At the risk of being overtly violent, the game makes a strong moral point. It
glorifies nothing. The killing is brutal, the police chases are merciless, and
your criminal friends are hardly trustworthy.
GTA shows the danger of the life of crime and does not limit itself to standard
criminal stereotypes. In fact, one of the biggest crime bosses is the CEO of Love
Media, a large global media corporation. In this year’s release, GTA: Vice
City, the menu has been greatly expanded and no one is left out. From sports heroes
to filmmakers to radio talk-show hosts, everyone plays a part in the continuing
decline of society.
This game is at its best when it parodies the media. It portrays talk radio as
being inundated with commentary from idiots and despots, and Top 40 radio as weak
and frumpy. Vice City even pokes fun at video games themselves, with Pogo the
Monkey and the Degenitron.
From the SUV parody of the Maibastu Monstrosity to the Dormotron, a machine that
lets you exercise while you sleep, GTA pulls no punches. Even the patriotically
flared and aptly-named gun store in the game, Ammu-nation, speaks to our national
obsession with guns. Michael Moore would be proud.

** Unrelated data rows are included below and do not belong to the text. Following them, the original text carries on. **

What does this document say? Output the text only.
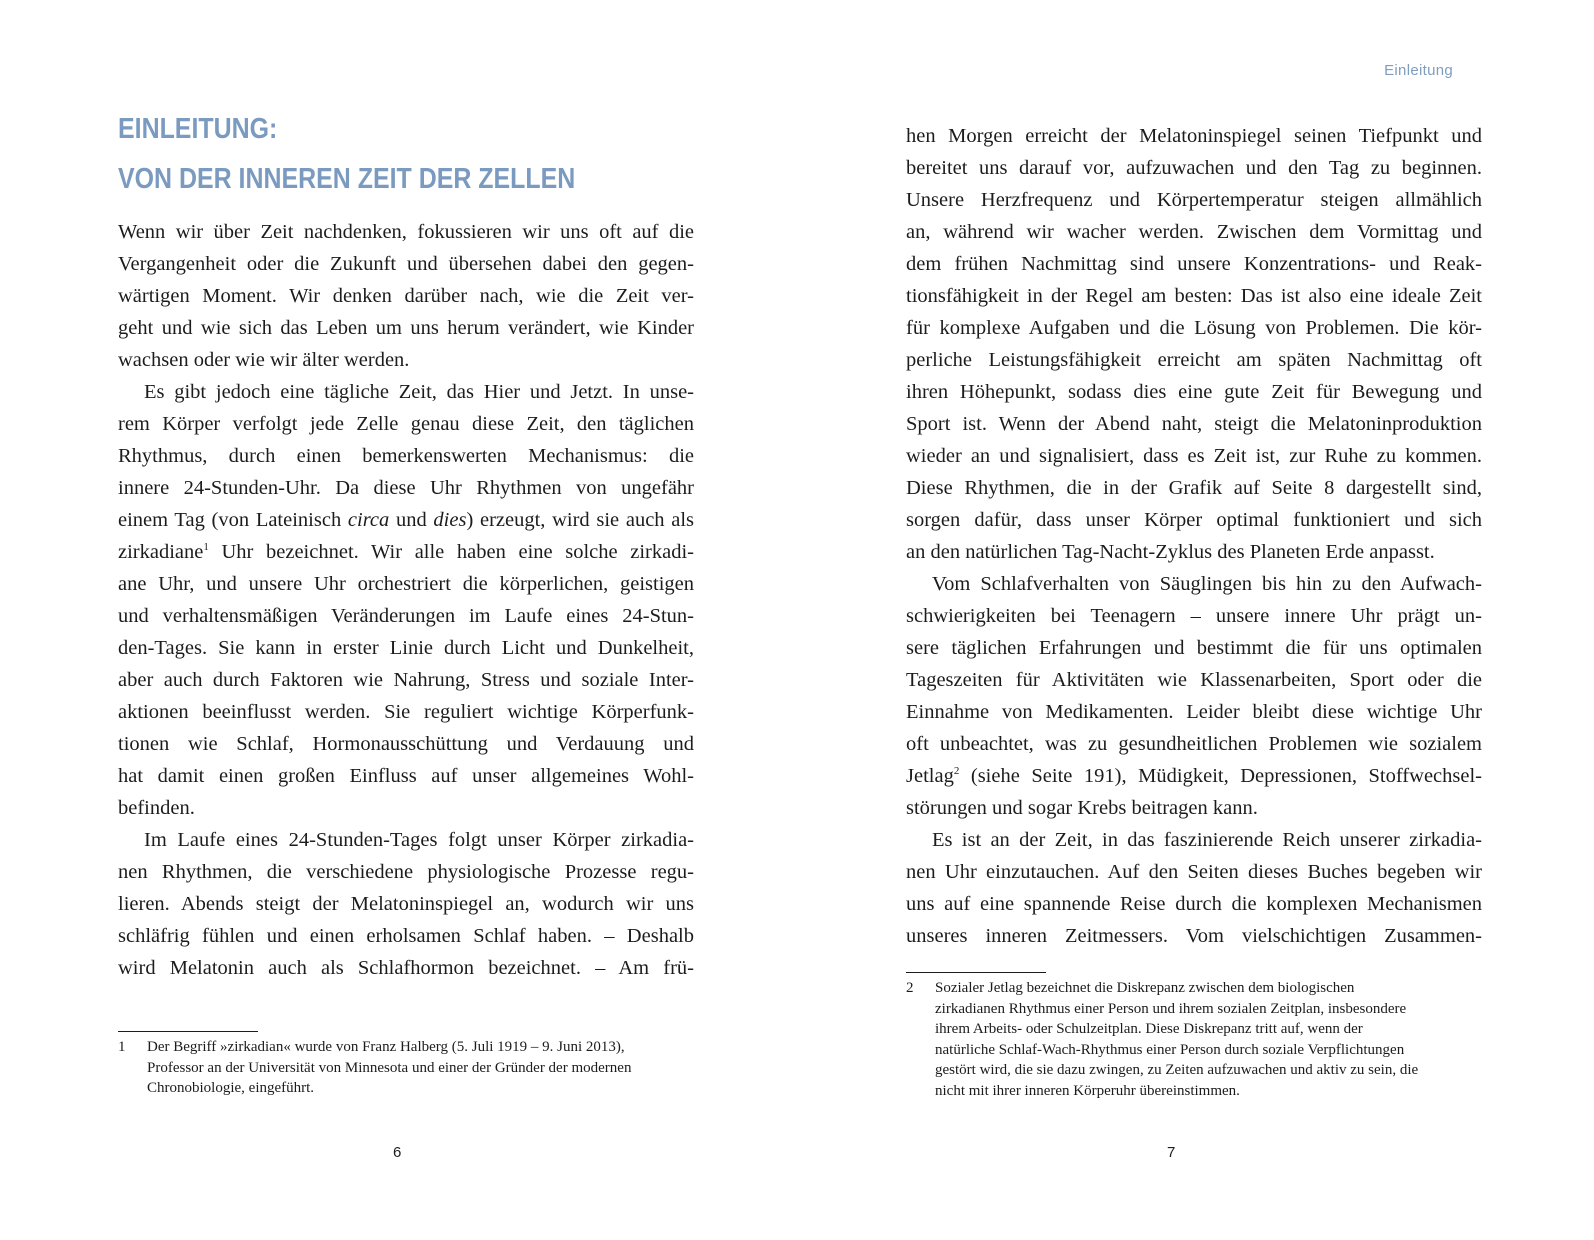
EINLEITUNG:
VON DER INNEREN ZEIT DER ZELLEN

Wenn wir über Zeit nachdenken, fokussieren wir uns oft auf die
Vergangenheit oder die Zukunft und übersehen dabei den gegen-
wärtigen Moment. Wir denken darüber nach, wie die Zeit ver-
geht und wie sich das Leben um uns herum verändert, wie Kinder
wachsen oder wie wir älter werden.

Es gibt jedoch eine tägliche Zeit, das Hier und Jetzt. In unse-
rem Körper verfolgt jede Zelle genau diese Zeit, den täglichen
Rhythmus, durch einen bemerkenswerten Mechanismus: die
innere 24-Stunden-Uhr. Da diese Uhr Rhythmen von ungefähr
einem Tag (von Lateinisch circa und dies) erzeugt, wird sie auch als
zirkadiane$^1$ Uhr bezeichnet. Wir alle haben eine solche zirkadi-
ane Uhr, und unsere Uhr orchestriert die körperlichen, geistigen
und verhaltensmäßigen Veränderungen im Laufe eines 24-Stun-
den-Tages. Sie kann in erster Linie durch Licht und Dunkelheit,
aber auch durch Faktoren wie Nahrung, Stress und soziale Inter-
aktionen beeinflusst werden. Sie reguliert wichtige Körperfunk-
tionen wie Schlaf, Hormonausschüttung und Verdauung und
hat damit einen großen Einfluss auf unser allgemeines Wohl-
befinden.

Im Laufe eines 24-Stunden-Tages folgt unser Körper zirkadia-
nen Rhythmen, die verschiedene physiologische Prozesse regu-
lieren. Abends steigt der Melatoninspiegel an, wodurch wir uns
schläfrig fühlen und einen erholsamen Schlaf haben. – Deshalb
wird Melatonin auch als Schlafhormon bezeichnet. – Am frü-

1 Der Begriff »zirkadian« wurde von Franz Halberg (5. Juli 1919 – 9. Juni 2013),
Professor an der Universität von Minnesota und einer der Gründer der modernen
Chronobiologie, eingeführt.
6
Einleitung

hen Morgen erreicht der Melatoninspiegel seinen Tiefpunkt und
bereitet uns darauf vor, aufzuwachen und den Tag zu beginnen.
Unsere Herzfrequenz und Körpertemperatur steigen allmählich
an, während wir wacher werden. Zwischen dem Vormittag und
dem frühen Nachmittag sind unsere Konzentrations- und Reak-
tionsfähigkeit in der Regel am besten: Das ist also eine ideale Zeit
für komplexe Aufgaben und die Lösung von Problemen. Die kör-
perliche Leistungsfähigkeit erreicht am späten Nachmittag oft
ihren Höhepunkt, sodass dies eine gute Zeit für Bewegung und
Sport ist. Wenn der Abend naht, steigt die Melatoninproduktion
wieder an und signalisiert, dass es Zeit ist, zur Ruhe zu kommen.
Diese Rhythmen, die in der Grafik auf Seite 8 dargestellt sind,
sorgen dafür, dass unser Körper optimal funktioniert und sich
an den natürlichen Tag-Nacht-Zyklus des Planeten Erde anpasst.

Vom Schlafverhalten von Säuglingen bis hin zu den Aufwach-
schwierigkeiten bei Teenagern – unsere innere Uhr prägt un-
sere täglichen Erfahrungen und bestimmt die für uns optimalen
Tageszeiten für Aktivitäten wie Klassenarbeiten, Sport oder die
Einnahme von Medikamenten. Leider bleibt diese wichtige Uhr
oft unbeachtet, was zu gesundheitlichen Problemen wie sozialem
Jetlag$^2$ (siehe Seite 191), Müdigkeit, Depressionen, Stoffwechsel-
störungen und sogar Krebs beitragen kann.

Es ist an der Zeit, in das faszinierende Reich unserer zirkadia-
nen Uhr einzutauchen. Auf den Seiten dieses Buches begeben wir
uns auf eine spannende Reise durch die komplexen Mechanismen
unseres inneren Zeitmessers. Vom vielschichtigen Zusammen-

2 Sozialer Jetlag bezeichnet die Diskrepanz zwischen dem biologischen
zirkadianen Rhythmus einer Person und ihrem sozialen Zeitplan, insbesondere
ihrem Arbeits- oder Schulzeitplan. Diese Diskrepanz tritt auf, wenn der
natürliche Schlaf-Wach-Rhythmus einer Person durch soziale Verpflichtungen
gestört wird, die sie dazu zwingen, zu Zeiten aufzuwachen und aktiv zu sein, die
nicht mit ihrer inneren Körperuhr übereinstimmen.
7
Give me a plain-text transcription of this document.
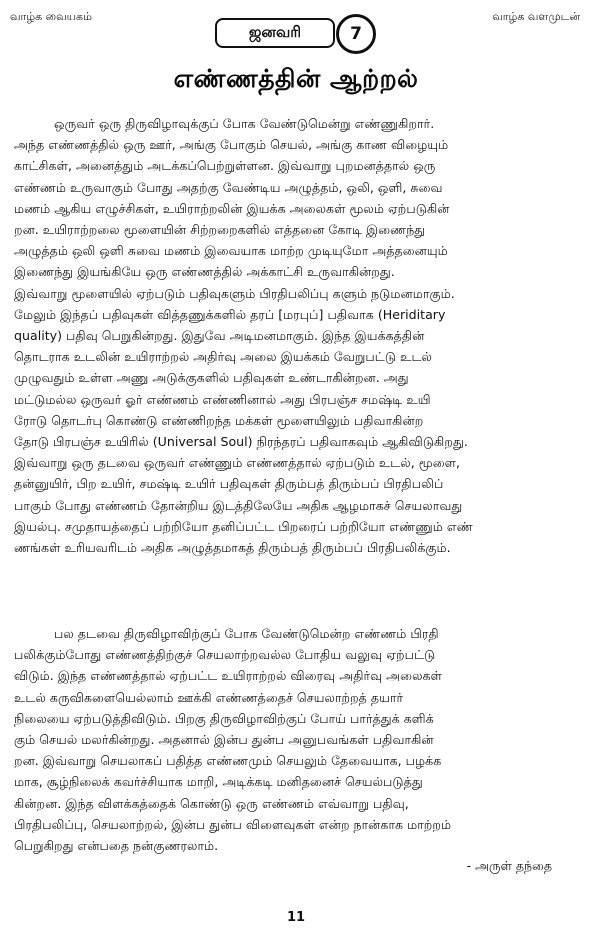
வாழ்க வையகம்
ஜனவரி	7
வாழ்க வளமுடன்
எண்ணத்தின் ஆற்றல்
ஒருவர் ஒரு திருவிழாவுக்குப் போக வேண்டுமென்று எண்ணுகிறார்.
அந்த எண்ணத்தில் ஒரு ஊர், அங்கு போகும் செயல், அங்கு காண விழையும்
காட்சிகள், அனைத்தும் அடக்கப்பெற்றுள்ளன. இவ்வாறு புறமனத்தால் ஒரு
எண்ணம் உருவாகும் போது அதற்கு வேண்டிய அழுத்தம், ஒலி, ஒளி, சுவை
மணம் ஆகிய எழுச்சிகள், உயிராற்றலின் இயக்க அலைகள் மூலம் ஏற்படுகின்
றன. உயிராற்றலை மூளையின் சிற்றறைகளில் எத்தனை கோடி இணைந்து
அழுத்தம் ஒலி ஒளி சுவை மணம் இவையாக மாற்ற முடியுமோ அத்தனையும்
இணைந்து இயங்கியே ஒரு எண்ணத்தில் அக்காட்சி உருவாகின்றது.
இவ்வாறு மூளையில் ஏற்படும் பதிவுகளும் பிரதிபலிப்பு களும் நடுமனமாகும்.
மேலும் இந்தப் பதிவுகள் வித்தணுக்களில் தரப் [மரபுப்] பதிவாக (Heriditary
quality) பதிவு பெறுகின்றது. இதுவே அடிமனமாகும். இந்த இயக்கத்தின்
தொடராக உடலின் உயிராற்றல் அதிர்வு அலை இயக்கம் வேறுபட்டு உடல்
முழுவதும் உள்ள அணு அடுக்குகளில் பதிவுகள் உண்டாகின்றன. அது
மட்டுமல்ல ஒருவர் ஓர் எண்ணம் எண்ணினால் அது பிரபஞ்ச சமஷ்டி உயி
ரோடு தொடர்பு கொண்டு எண்ணிறந்த மக்கள் மூளையிலும் பதிவாகின்ற
தோடு பிரபஞ்ச உயிரில் (Universal Soul) நிரந்தரப் பதிவாகவும் ஆகிவிடுகிறது.
இவ்வாறு ஒரு தடவை ஒருவர் எண்ணும் எண்ணத்தால் ஏற்படும் உடல், மூளை,
தன்னுயிர், பிற உயிர், சமஷ்டி உயிர் பதிவுகள் திரும்பத் திரும்பப் பிரதிபலிப்
பாகும் போது எண்ணம் தோன்றிய இடத்திலேயே அதிக ஆழமாகச் செயலாவது
இயல்பு. சமுதாயத்தைப் பற்றியோ தனிப்பட்ட பிறரைப் பற்றியோ எண்ணும் எண்
ணங்கள் உரியவரிடம் அதிக அழுத்தமாகத் திரும்பத் திரும்பப் பிரதிபலிக்கும்.
பல தடவை திருவிழாவிற்குப் போக வேண்டுமென்ற எண்ணம் பிரதி
பலிக்கும்போது எண்ணத்திற்குச் செயலாற்றவல்ல போதிய வலுவு ஏற்பட்டு
விடும். இந்த எண்ணத்தால் ஏற்பட்ட உயிராற்றல் விரைவு அதிர்வு அலைகள்
உடல் கருவிகளையெல்லாம் ஊக்கி எண்ணத்தைச் செயலாற்றத் தயார்
நிலையை ஏற்படுத்திவிடும். பிறகு திருவிழாவிற்குப் போய் பார்த்துக் களிக்
கும் செயல் மலர்கின்றது. அதனால் இன்ப துன்ப அனுபவங்கள் பதிவாகின்
றன. இவ்வாறு செயலாகப் பதித்த எண்ணமும் செயலும் தேவையாக, பழக்க
மாக, சூழ்நிலைக் கவர்ச்சியாக மாறி, அடிக்கடி மனிதனைச் செயல்படுத்து
கின்றன. இந்த விளக்கத்தைக் கொண்டு ஒரு எண்ணம் எவ்வாறு பதிவு,
பிரதிபலிப்பு, செயலாற்றல், இன்ப துன்ப விளைவுகள் என்ற நான்காக மாற்றம்
பெறுகிறது என்பதை நன்குணரலாம்.
- அருள் தந்தை
11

In fact, I feel that Vice City is not a fictional place, nor is Liberty City only
in the imaginations of clever game designers. These places are as real as the
ones in which we live. Instead of leaving some bits out for the censors or ignoring
the issues completely, GTA takes a hard look at society and doesn’t turn
away for a second. 
By Shonta Durham
Drive-by shootings, gang rivalries, bank robberies, car thefts, sniping and drug
smuggling are real-life atrocities. Violence also defines our entertainment. We
all know of movie plots that are nothing more than shooting, killing and blowing
things up, and video games that feature animated blood splattered all over the
concrete.
Grand Theft Auto III, a Sony PlayStation 2 video game produced by Rockstar Games,
takes all of the ills of our society to the next level of gruesome entertainment.
It somehow manages to be racist, sexist and violent all on one disc.
There are several local gangs that call this video game home, each managing to
portray a different stereotype.
The Leone family is a Sicilian gang that uses restaurants and clubs as a front
for its illegal activities. Its members have Italian accents, ride around in limos
and wear fancy suits. The Diablos is a Hispanic gang whose members wear red bandanas
and travel in packs of 50. The South Side Hoods is an African-American gang that,
of course, wears gold chains and teeth, branded clothes and platinum. The Colombian
Cartel brings in the drugs because what else would Colombians do in this world
of stereotypical entertainment?
If the stereotypes aren't enough, the violence in this game is brutal.
Players can run people over on the sidewalk, shoot people from the tops of buildings,
car jack innocent drivers, and murder female prostitutes. All of these acts are
rewarded with money.
A video game that celebrates such stereotypical images really has no authority
to comment on the quirks of our society.